Gardening Magazine

Update from My (windblown) Garden

By Notcuttsuk @notcuttsuk

Update from my (windblown) gardenMahonia Lionel FortescueThis week of heavy rain and high winds has brought down the last of the leaves in the garden and I suppose I should be grateful for this as the autumn tidy up can now begin in earnest! The garden seems to have changed almost overnight with the autumn leaf color stripped away to reveal plants winter skeletons. The evergreens now shout ‘look at me!’ and stand proud displaying their bold shapes and glossy green leaves. Some, including my Skimmia ‘Rubella’ hold clusters of tight red flower buds that will stand the winter and open in spring to scented pinky white stars. The Viburnum tinus is also covered in clusters of red buds but I will not need to wait so long to admire the flowers – this remarkable plant is in flower from November to March and has to be one of my favourites!

The Birch trees have taken on an elegant silhouette; their delicate tracery culminating in stout trunks of mottled gray and white bark. We have some under planted with the evergreen Pheasant Tail grass (Calamagrostis arundinacea) that makes loose mounds of long, tawny leaves, setting off the bark and the yellow Daffodils when they appear in the spring.

The ground is still far too wet to carry out any winter digging on my allotment, so for now I must content myself with tidying up the garden so that I have the time to spare for the digging later on!

My borders, although fairly weed free, do need a tidy now and I will cut down the old growth on the herbaceous perennials. They always look better once this has been cut off and plants such as Phlox, Oriental Poppies and Day Lilies are perfectly hardy so don’t need the old growth to protect the crowns through the winter. I like to leave the seed heads on late flowering plants such as Sedum and Verbena bonariensis. These plants are not only a valuable source of nectar for insects and butterflies whilst they are flowering but make a good larder for birds as well!

Now that the leaves have dropped, our Dog Woods are sporting their coloured stems that will give a focal point through the winter.

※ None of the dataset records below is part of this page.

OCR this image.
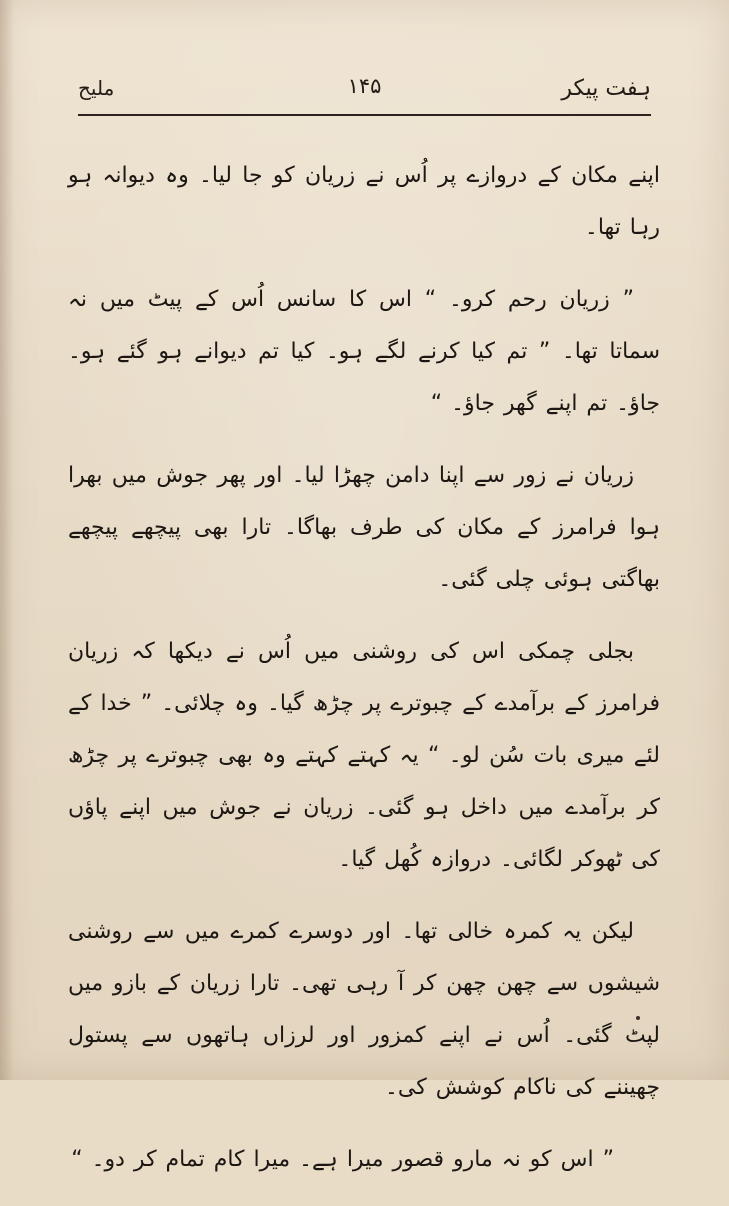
ہفت پیکر
۱۴۵
ملیح

اپنے مکان کے دروازے پر اُس نے زریان کو جا لیا۔ وہ دیوانہ ہو رہا تھا۔

” زریان رحم کرو۔ “ اس کا سانس اُس کے پیٹ میں نہ سماتا تھا۔ ” تم کیا کرنے لگے ہو۔ کیا تم دیوانے ہو گئے ہو۔ جاؤ۔ تم اپنے گھر جاؤ۔ “

زریان نے زور سے اپنا دامن چھڑا لیا۔ اور پھر جوش میں بھرا ہوا فرامرز کے مکان کی طرف بھاگا۔ تارا بھی پیچھے پیچھے بھاگتی ہوئی چلی گئی۔

بجلی چمکی اس کی روشنی میں اُس نے دیکھا کہ زریان فرامرز کے برآمدے کے چبوترے پر چڑھ گیا۔ وہ چلائی۔ ” خدا کے لئے میری بات سُن لو۔ “ یہ کہتے کہتے وہ بھی چبوترے پر چڑھ کر برآمدے میں داخل ہو گئی۔ زریان نے جوش میں اپنے پاؤں کی ٹھوکر لگائی۔ دروازہ کُھل گیا۔

لیکن یہ کمرہ خالی تھا۔ اور دوسرے کمرے میں سے روشنی شیشوں سے چھن چھن کر آ رہی تھی۔ تارا زریان کے بازو میں لپٹ گئی۔ اُس نے اپنے کمزور اور لرزاں ہاتھوں سے پستول چھیننے کی ناکام کوشش کی۔

” اس کو نہ مارو قصور میرا ہے۔ میرا کام تمام کر دو۔ “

One plant has really got out of hand – it was crowded by another shrub and has grown out of shape as it reached for the light. I have decided to enjoy the stems for now and give it a severe prune in January so that it begins to grow more tidily! The green stemmed Dog Woods in the front garden were pruned very hard last winter and have grown back into beautiful upright plants that are set off by a dark purple Phormium growing as a back drop to them.

One late flowering variety of Clematis has covered a huge part of the back garden using a small pine tree as a frame. It has been full of bell shaped flowers for weeks and the bees have loved it. Although this shouldn’t really be pruned until February, I am going to remove most of it so that I can get to the border below and rescue yet more plants that have not seen day light for a few months!